The main reason for this is that the cities can’t absorbe the massive demand of population they have. “There is no more space in the city”, says the organizer Abascal. She gives two reasons why cities are saturated. “It usually is people who migrate from rural areas believing in the city they will find a job. However, another reason are conflicts such as the Boko Haram one, which force people to flee rural areas and come to the city, where they feel more secure. All that sums up to the demographic bomb that is expected in the African continent”.

This settlements grow rapidly and they are built near the working places of those who occupy them. These people usually go walking to work, so these areas are located near industries or rich neighborhoods for which people living in slums work for.

Quantiative and interdisciplinary event

These are just some of the challenges which will be tackled at the workshop. The event pretends to analyze urban variables and offer quantitative solutions. Three experts from different disciplines will participate in the event. Reinhard König, professor of Computional Architecture at Bauhaus-University Weimar will be the first one. He works for the optimum design of cities, for which he uses programming tools which are mixed with law, mobility, density and endowment variables.

The second of the experts is Belén Gesto, director at the Instituto de Cooperación en Habitabilidad Básica (ICHaB).
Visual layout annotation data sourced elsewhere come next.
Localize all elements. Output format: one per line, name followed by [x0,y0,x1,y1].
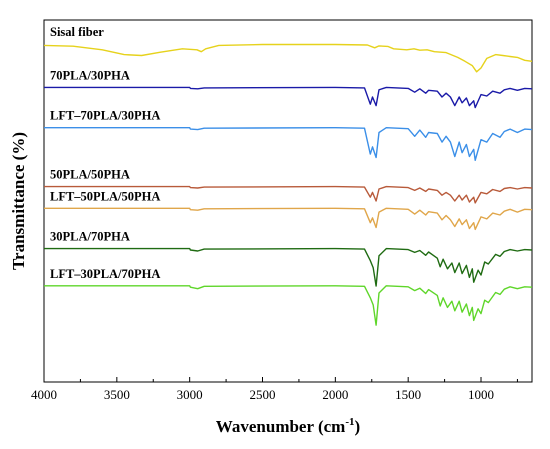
series-label-6: LFT‒30PLA/70PHA [50,267,160,281]
series-line-4 [44,207,533,231]
series-label-1: 70PLA/30PHA [50,68,130,82]
x-tick-label-6: 1000 [468,387,494,402]
series-line-5 [44,247,533,287]
x-tick-label-1: 3500 [104,387,130,402]
series-label-layer: Sisal fiber 70PLA/30PHA LFT‒70PLA/30PHA 50P… [50,25,160,281]
series-label-4: LFT‒50PLA/50PHA [50,189,160,203]
x-tick-layer: 4000 3500 3000 2500 2000 1500 1000 [31,377,518,402]
series-line-3 [44,185,533,204]
x-tick-label-5: 1500 [395,387,421,402]
series-label-5: 30PLA/70PHA [50,230,130,244]
x-tick-label-3: 2500 [250,387,276,402]
series-line-1 [44,86,533,109]
x-tick-label-2: 3000 [177,387,203,402]
series-label-2: LFT‒70PLA/30PHA [50,109,160,123]
x-axis-title: Wavenumber (cm-1) [216,416,360,436]
series-line-2 [44,127,533,161]
series-line-0 [43,43,533,73]
series-label-3: 50PLA/50PHA [50,168,130,182]
x-tick-label-0: 4000 [31,387,57,402]
plot-frame [43,19,533,383]
series-layer [43,43,533,326]
series-line-6 [44,285,533,326]
x-tick-label-4: 2000 [322,387,348,402]
series-label-0: Sisal fiber [50,25,104,39]
y-axis-title: Transmittance (%) [9,132,28,270]
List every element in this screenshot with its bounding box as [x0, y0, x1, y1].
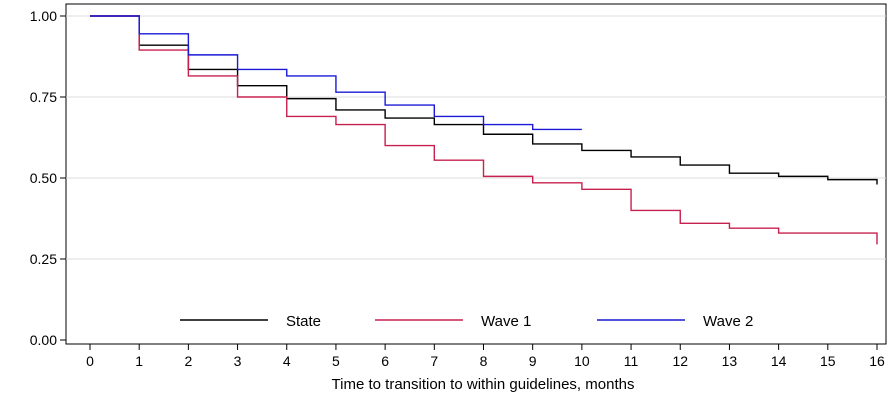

She did her thesis on decent housing and has developed a methodology named ‘guided occupancy’ which intends to prevent future urban settlements.

On last place will speak Primoz Kovacic, engineer and director of Spatial Collective. His work focuses on the problems at settlements in Nairobi, where he lives. He maps the informal settlements and does a census to include those people living in them, which are not counted in the municipal census.

The event organizer says it is designed for any type of people interested in the futuro of cities. “Cities join the interests of diverse people: sociologists, economists, urbanists, geographers, doctors, journalists, etc”.  The objective is to measure the problems to find solutions. “This congress has a quantitative focus, with the objective of measuring urban variables to contribute to real solutions”, stresses Abascal.